GREAT EXHIBITIONS: Metropolitan Museum, De Young Museum, Phillips Collection
WHAT:
American Woman: Fashioning A National Identity
WHO:
House of Worth, Liberty of London, Madeleine Vionnet, Madame Gres
WHEN:
May 5 - August 15, 2010
WHERE:
Metropolitan Museum of Art
1000 Fifth AvenueNew York, NY 10028

WHY:
American Woman: Fashioning a National Identity is the first Costume Institute exhibition drawn from the newly established Brooklyn Museum Costume Collection at the Met. It explores developing perceptions of the modern American woman from 1890 to 1940 and how they have affected the way American women are seen today. Focusing on archetypes of American femininity through dress, the exhibition reveals how the American woman initiated style revolutions that mirrored her social, political, and sexual emancipation. "Gibson Girls," "Bohemians," and "Screen Sirens," among others, helped lay the foundation for today's American woman. (From the Metropolitan Museum's website.)

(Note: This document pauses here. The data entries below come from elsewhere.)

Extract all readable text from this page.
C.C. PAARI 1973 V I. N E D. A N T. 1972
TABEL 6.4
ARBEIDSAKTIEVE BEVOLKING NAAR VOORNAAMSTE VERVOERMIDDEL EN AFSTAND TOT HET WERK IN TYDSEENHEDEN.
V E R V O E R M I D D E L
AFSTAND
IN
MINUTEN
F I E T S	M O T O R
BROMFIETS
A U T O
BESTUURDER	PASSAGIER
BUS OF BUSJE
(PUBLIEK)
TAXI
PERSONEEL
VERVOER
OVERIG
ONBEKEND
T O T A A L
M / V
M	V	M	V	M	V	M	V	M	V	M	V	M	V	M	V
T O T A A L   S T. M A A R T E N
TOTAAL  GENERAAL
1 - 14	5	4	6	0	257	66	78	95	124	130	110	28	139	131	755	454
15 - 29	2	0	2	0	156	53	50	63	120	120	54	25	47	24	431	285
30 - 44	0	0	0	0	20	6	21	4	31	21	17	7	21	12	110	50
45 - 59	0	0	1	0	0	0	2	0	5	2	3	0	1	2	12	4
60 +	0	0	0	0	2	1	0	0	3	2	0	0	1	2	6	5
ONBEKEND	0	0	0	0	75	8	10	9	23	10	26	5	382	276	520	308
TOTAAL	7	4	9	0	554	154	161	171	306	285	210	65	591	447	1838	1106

WHAT: Birth of Impressionism: Masterpieces from the Musee d'Orsay
WHO: Edouard Manet, Edgar Degas, Claude Monet, Paul Cezanne
WHEN: May 22 - September 6, 2010
WHERE: De Young Museum
50 Hagiwara Tea Garden Drive
San Francisco, CA 94118

Family Reunion by Frederic Bazille
WHY:
Birth of Impressionism: Masterpieces from the Musee d'Orsay presents nearly 100 magnificent works by the famous masters who called France their home during the mid- to late-19th century and from whose midst arose one of the most original and recognizable of all artistic styles, Impressionism. The exhibition begins with paintings by the great academic artist Bouguereau and the arch-Realist Courbet, and includes American expatriate Whistler's Arrangement in Gray and Black, known to many as "Whistler's Mother." Manet, Monet, Renoir, and Sisley are showcased with works dating from the 1860s through 1880s, along with a selection of Degas' paintings that depict images of the ballet, the racetrack, and life in the Belle Epoque. (From the de Young Museum website.)

WHAT: Pousette-Dart: Predominantly White Paintings
WHO: Richard Pousette-Dart
WHEN: June 5 - September 12, 2010
WHERE: The Phillips Collection
1600 21st Street, NW
Washington, DC 20009

Richard Pousette-Dart, "White Cosmos," 1950-51
WHY:
In the early 1950s, Richard Pousette-Dart (1916-1992) created a series of paintings nearly without paint, working in graphite and oil on canvas to produce works that are both complex and spare. Luminous and poetic, they are filled with symbolic imagery and natural forms, and they represent a dramatic departure from the artist's more characteristic, richly colored and thickly painted surfaces. Although Pousette-Dart began the white paintings when a shortage of funds prevented him from buying his usual supply of paints, he continued to make mostly white works at intervals in later years. "White," he said, "is something you endlessly return to."